How modular are the content editor permissions on drupal.org ? Obviously preventing spammers from defacing critical documentation is important but it also makes sense to keep the documentation improving at all times.

As far as the automated spell checking, font-checking and the like are there any drupal modules that could do this ?

How would we accomplish this and what level of access would be needed to implement this solution ?

It may not be the best idea to simply run a spell-checking script that checks and corrects mistakes as it may end up doing some harm as well as improvements. But if we could analyze and highlight suggested changes to users or editors this might help improve the state of the docs quite a bit. Even if a module that simply read through the docs and created a list of the pages that are most in need of improvement.

Documentation is always one of the most challenging aspects of an open-source project because many coders don't spend the time to fully document their modules and there is a lot of gaps in terms of proper documentation and incomplete documentation. Perhaps if there was a rating system for modules and their respective documentation that people could strive for it would help create an incentive and awareness about the need for documentation. Such as a standard baseline documentation that accompanies each project. If they don't fill it out this is given a percentage score. Then you could also implement a sort by completeness of the documentation of each module. Just an idea.

I just wanted to chime in and offer some thoughts on this. I think that figuring out ways to automate the process and encourage the original authors of documentation to do as thorough a job as possible in the first place will potentially reduce the workload for documentation moderators and make things work more smoothly. I mean a lot of module developers don't even document their modules at all via drupal.org you need to read a README or INSTALL file inside of their module zip. While this is great for users that are savy it would be beneficial in my opinion to encourage them to also add this level of documentation to drupal.org in some matter.

Great idea! Check out

cweagans's picture

Great idea! Check out http://drupal.org/make-drupalorg-awesome for documentation on making changes to Drupal.org. Basically, you just need to request a dev site, write your code, and get it reviewed and deployed. Additionally, you can download the drupalorg_testing profile as an example of how Drupal.org is configured. You should be able to write your content automation stuff as a module.

Right now, new features are not being accepted unless there's also a Drupal 7 version, so you might be better off writing for D7 and waiting till Drupal.org gets upgraded (in progress) to deploy your new code.

--
Cameron Eagans
http://cweagans.net

Following the instructions

kimmel's picture

Following the instructions here https://drupal.org/node/1018084
I requested a dev site https://drupal.org/node/1409706 12 months ago but could not get any movement on the issue.

Yeah, you'll need

cweagans's picture

Yeah, you'll need significantly more detail on that issue. For instance, what is your planned approach? Will it include installing new modules on Drupal.org? What sort of new loads will it introduce on the infrastructure (content scanning cron jobs? new code that has to be executed when people comment on things? etc.)? How will this affect users of Drupal.org, if at all?

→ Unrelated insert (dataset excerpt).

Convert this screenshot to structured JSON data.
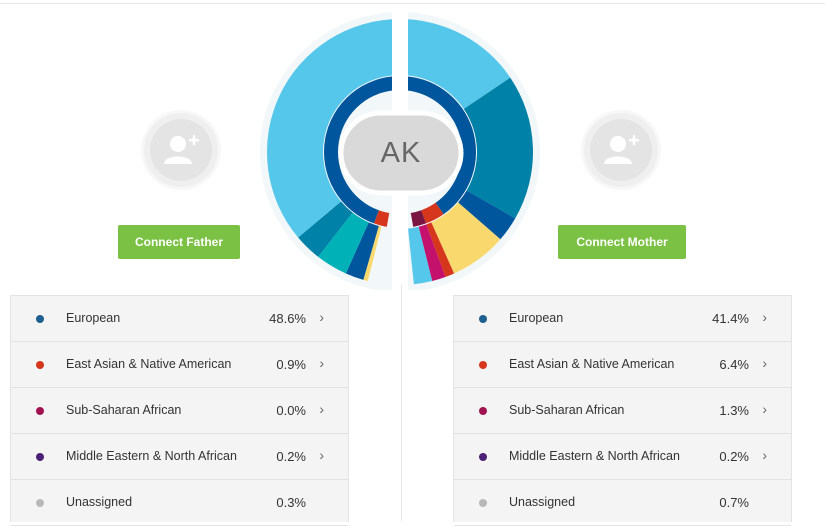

You have a very good amount of information in this GDO post. You should copy/move this info into your development site issue.

You could also consider asking in #drupal-infrastrucure. drumm may be able to help you.

However, I do think that you could develop this as a standalone module on a local development site on your machine and accomplish the same goal.

--
Cameron Eagans
http://cweagans.net

I am developing a grammar

giorgio79's picture

I am developing a grammar checker service based on Drupal with an API at http://proofreadbot.com :)

You can see a sample report at http://proofreadbot.com/proofreading/132

I am currently working on making code contributions and adding of new checks super easy. Would love to have Proofread Bot get involved with d.o. content testing.